Uşşak
- Durak: Dügâh
- Güçlü: Neva
- Yeden: Rast
- Seyir: Ascending
- Lower Çeşni: Uşşak tetrachord
- Higher Çeşni: Buselik pentachord

= Uşşak (Turkish makam) =

Turkish music implementations

Uşşak is the implementation of the Bayati scale in Turkish makam music.
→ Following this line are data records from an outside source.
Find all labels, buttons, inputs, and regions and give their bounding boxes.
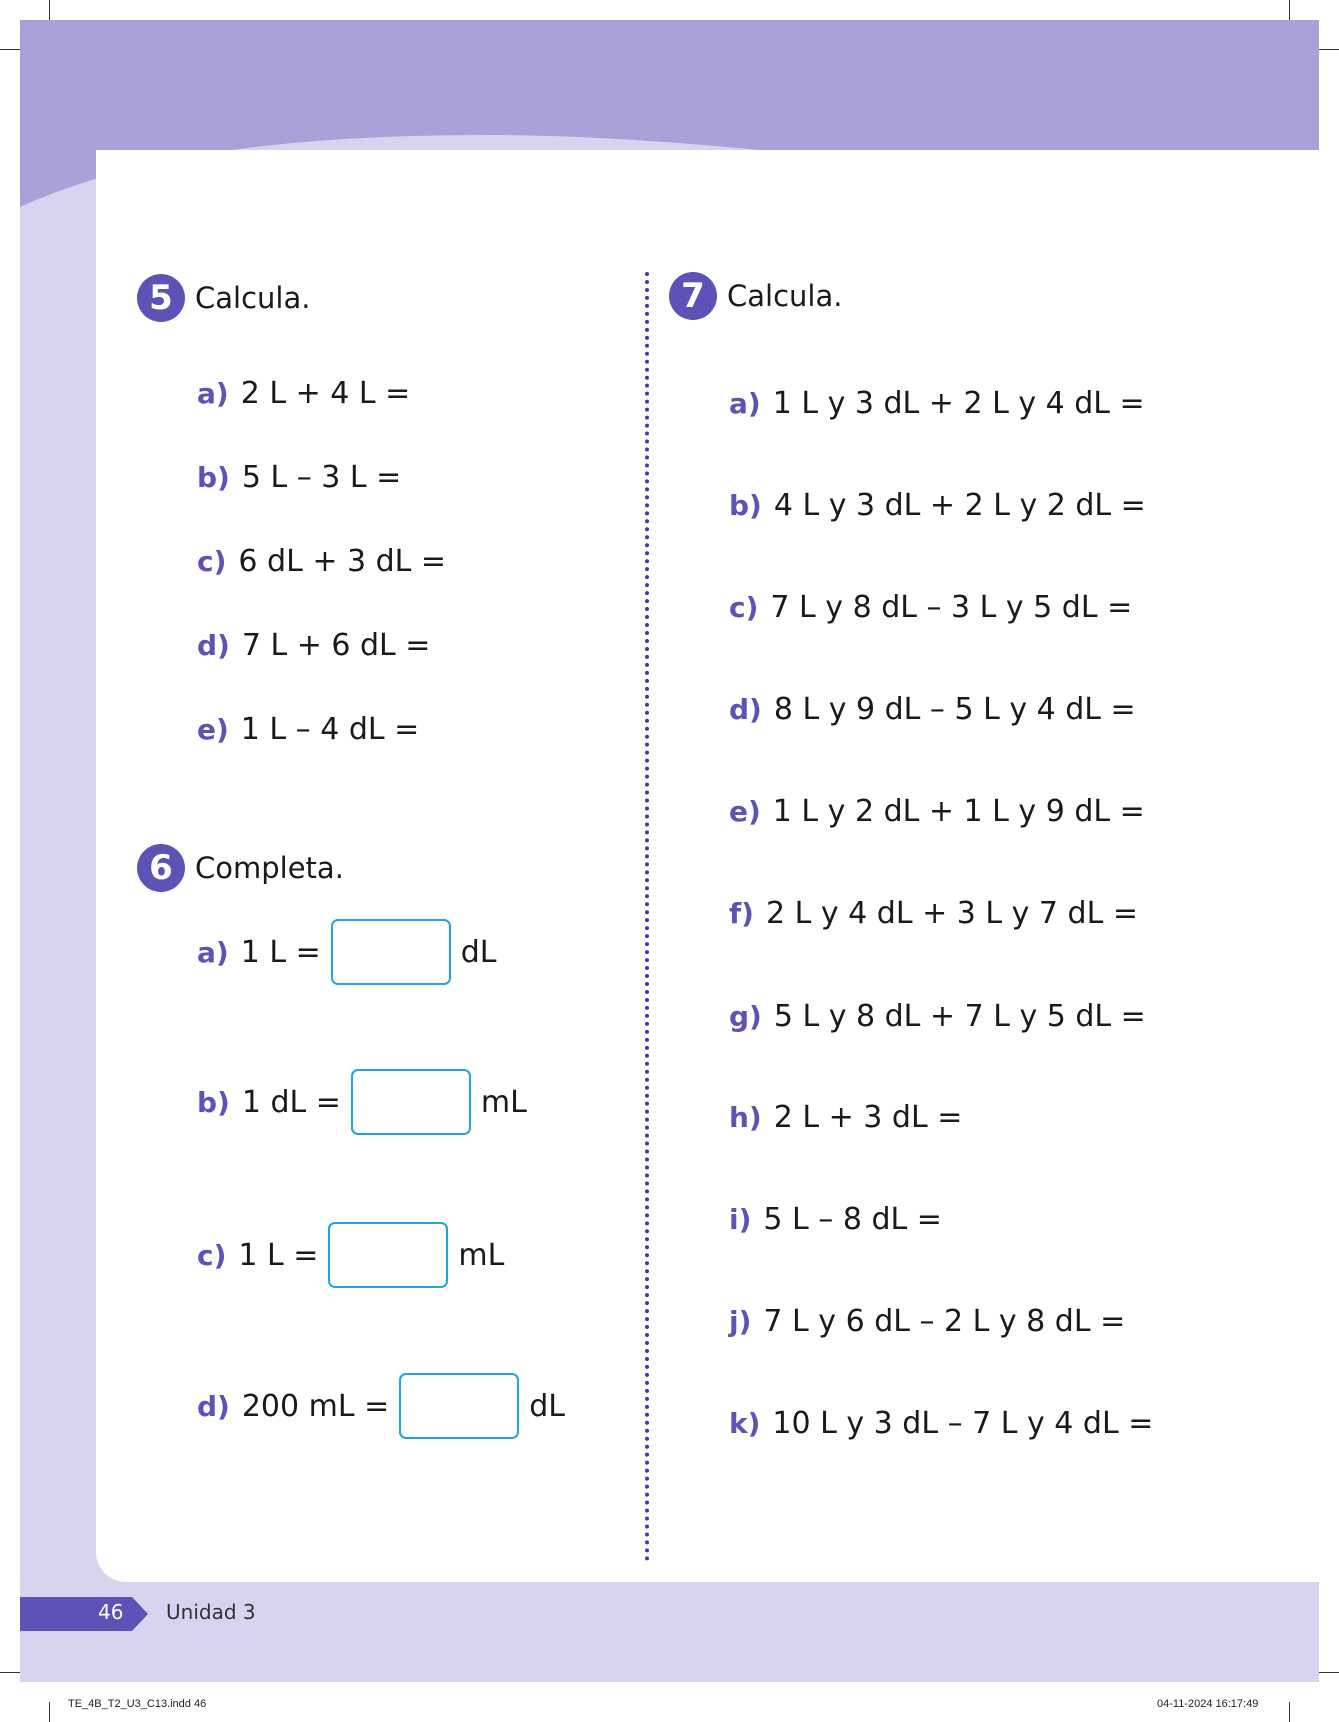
item-left-expression: 1 L = [238, 1237, 319, 1273]
item-left-expression: 1 L = [240, 934, 321, 970]
page-number-tab [20, 1597, 148, 1631]
item-unit: mL [458, 1237, 505, 1273]
exercise-item [729, 1100, 962, 1135]
exercise-item [729, 896, 1138, 931]
item-letter: a) [729, 387, 761, 420]
crop-mark [1319, 49, 1339, 50]
section-number-badge: 6 [137, 844, 185, 892]
fill-in-item [197, 1069, 527, 1135]
item-letter: e) [729, 795, 761, 828]
section-5-header [137, 274, 310, 322]
exercise-item [729, 488, 1146, 523]
section-6-header [137, 844, 344, 892]
crop-mark [49, 0, 50, 20]
item-letter: b) [729, 489, 762, 522]
item-letter: h) [729, 1101, 762, 1134]
item-expression: 7 L y 8 dL – 3 L y 5 dL = [770, 590, 1133, 625]
item-expression: 8 L y 9 dL – 5 L y 4 dL = [773, 692, 1136, 727]
item-unit: mL [480, 1084, 527, 1120]
section-number-badge: 7 [669, 272, 717, 320]
answer-box[interactable] [351, 1069, 471, 1135]
item-expression: 10 L y 3 dL – 7 L y 4 dL = [772, 1406, 1154, 1441]
exercise-item [729, 386, 1145, 421]
fill-in-item [197, 919, 496, 985]
unit-label: Unidad 3 [166, 1600, 256, 1624]
item-letter: i) [729, 1203, 752, 1236]
item-letter: f) [729, 897, 754, 930]
section-number-badge: 5 [137, 274, 185, 322]
item-letter: b) [197, 1085, 230, 1119]
crop-mark [1289, 1702, 1290, 1722]
item-expression: 1 L y 3 dL + 2 L y 4 dL = [772, 386, 1145, 421]
crop-mark [0, 1672, 20, 1673]
crop-mark [1319, 1672, 1339, 1673]
item-left-expression: 200 mL = [241, 1388, 390, 1424]
section-title: Completa. [195, 851, 344, 885]
item-letter: c) [197, 1238, 227, 1272]
item-letter: b) [197, 461, 230, 494]
exercise-item [197, 376, 410, 411]
exercise-item [729, 590, 1132, 625]
section-7-header [669, 272, 842, 320]
exercise-item [729, 692, 1136, 727]
exercise-item [197, 712, 419, 747]
item-letter: a) [197, 935, 229, 969]
crop-mark [0, 49, 20, 50]
column-divider [645, 272, 649, 1562]
item-letter: e) [197, 713, 229, 746]
section-title: Calcula. [727, 279, 843, 313]
crop-mark [49, 1702, 50, 1722]
print-slug-file: TE_4B_T2_U3_C13.indd 46 [68, 1698, 207, 1710]
answer-box[interactable] [331, 919, 451, 985]
print-slug-date: 04-11-2024 16:17:49 [1157, 1698, 1259, 1710]
answer-box[interactable] [328, 1222, 448, 1288]
item-letter: g) [729, 1000, 762, 1033]
item-expression: 7 L + 6 dL = [241, 628, 431, 663]
item-unit: dL [460, 934, 497, 970]
item-expression: 5 L – 3 L = [241, 460, 402, 495]
exercise-item [729, 1202, 942, 1237]
page-number: 46 [98, 1600, 124, 1624]
item-expression: 2 L + 3 dL = [773, 1100, 963, 1135]
item-letter: d) [729, 693, 762, 726]
exercise-item [729, 1304, 1125, 1339]
item-expression: 7 L y 6 dL – 2 L y 8 dL = [763, 1304, 1126, 1339]
item-unit: dL [529, 1388, 566, 1424]
exercise-item [197, 544, 446, 579]
item-letter: k) [729, 1407, 761, 1440]
exercise-item [729, 794, 1145, 829]
crop-mark [1289, 0, 1290, 20]
item-letter: c) [197, 545, 227, 578]
fill-in-item [197, 1222, 504, 1288]
section-title: Calcula. [195, 281, 311, 315]
item-expression: 6 dL + 3 dL = [238, 544, 447, 579]
exercise-item [729, 1406, 1153, 1441]
exercise-item [197, 460, 401, 495]
item-letter: d) [197, 629, 230, 662]
item-expression: 4 L y 3 dL + 2 L y 2 dL = [773, 488, 1146, 523]
item-left-expression: 1 dL = [241, 1084, 341, 1120]
item-expression: 2 L y 4 dL + 3 L y 7 dL = [765, 896, 1138, 931]
item-expression: 2 L + 4 L = [240, 376, 411, 411]
exercise-item [729, 999, 1146, 1034]
answer-box[interactable] [399, 1373, 519, 1439]
exercise-item [197, 628, 430, 663]
item-expression: 1 L y 2 dL + 1 L y 9 dL = [772, 794, 1145, 829]
fill-in-item [197, 1373, 565, 1439]
item-letter: a) [197, 377, 229, 410]
item-letter: j) [729, 1305, 752, 1338]
item-letter: d) [197, 1389, 230, 1423]
item-expression: 5 L y 8 dL + 7 L y 5 dL = [773, 999, 1146, 1034]
item-expression: 1 L – 4 dL = [240, 712, 420, 747]
item-letter: c) [729, 591, 759, 624]
item-expression: 5 L – 8 dL = [763, 1202, 942, 1237]
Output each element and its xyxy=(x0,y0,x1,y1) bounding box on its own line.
It can be approximated by using the 53 Tone Equal Temperament.

== Uşşak in 53-TET ==

Breakdown of the Uşşak Makam
| Components | Note Name |  | Western Note | Steps to following note | Cents from Durak note | Function |
| Uşşak tetrachord | Dügâh |  | A | K (8) | 0 | Durak |
| Segâh |  | B | S (5) | 181.13 |  |
| Çargah |  | C | T (9) | 294.33 |  |
| Neva |  | D | T (9) | 498.11 | Güçlü |
| Buselik pentachord |  |
| Hüseynî |  | E | B (4) | 701.89 |  |
| Acem |  | F | T (9) | 792.45 |  |
| Gerdaniye |  | G | T (9) | 996.226 |  |
| Muhayyer |  | A | - | 1200.00 | Tiz Durak |

== Comparison with Western scales ==
Since the makam is most closely approximated with the 53-TET, it is impossible to directly tie it to 12-TET Western scales. However, using the 48-TET model, while worse than many other models in approximation, allows for such comparisons.

The approximation of Rast ascending within 48-TET would be:

- Aeolian (d2)

== Related makams ==

- Hüseynî, same notes as Uşşak, has the güçlü on the 5th note instead of the 4th.
- Rast, functions as a mode of Uşşak, when Uşşak's yeden (leading tone) is treated as a durak (tonic note). There can be a geçki (modulation) between the makams.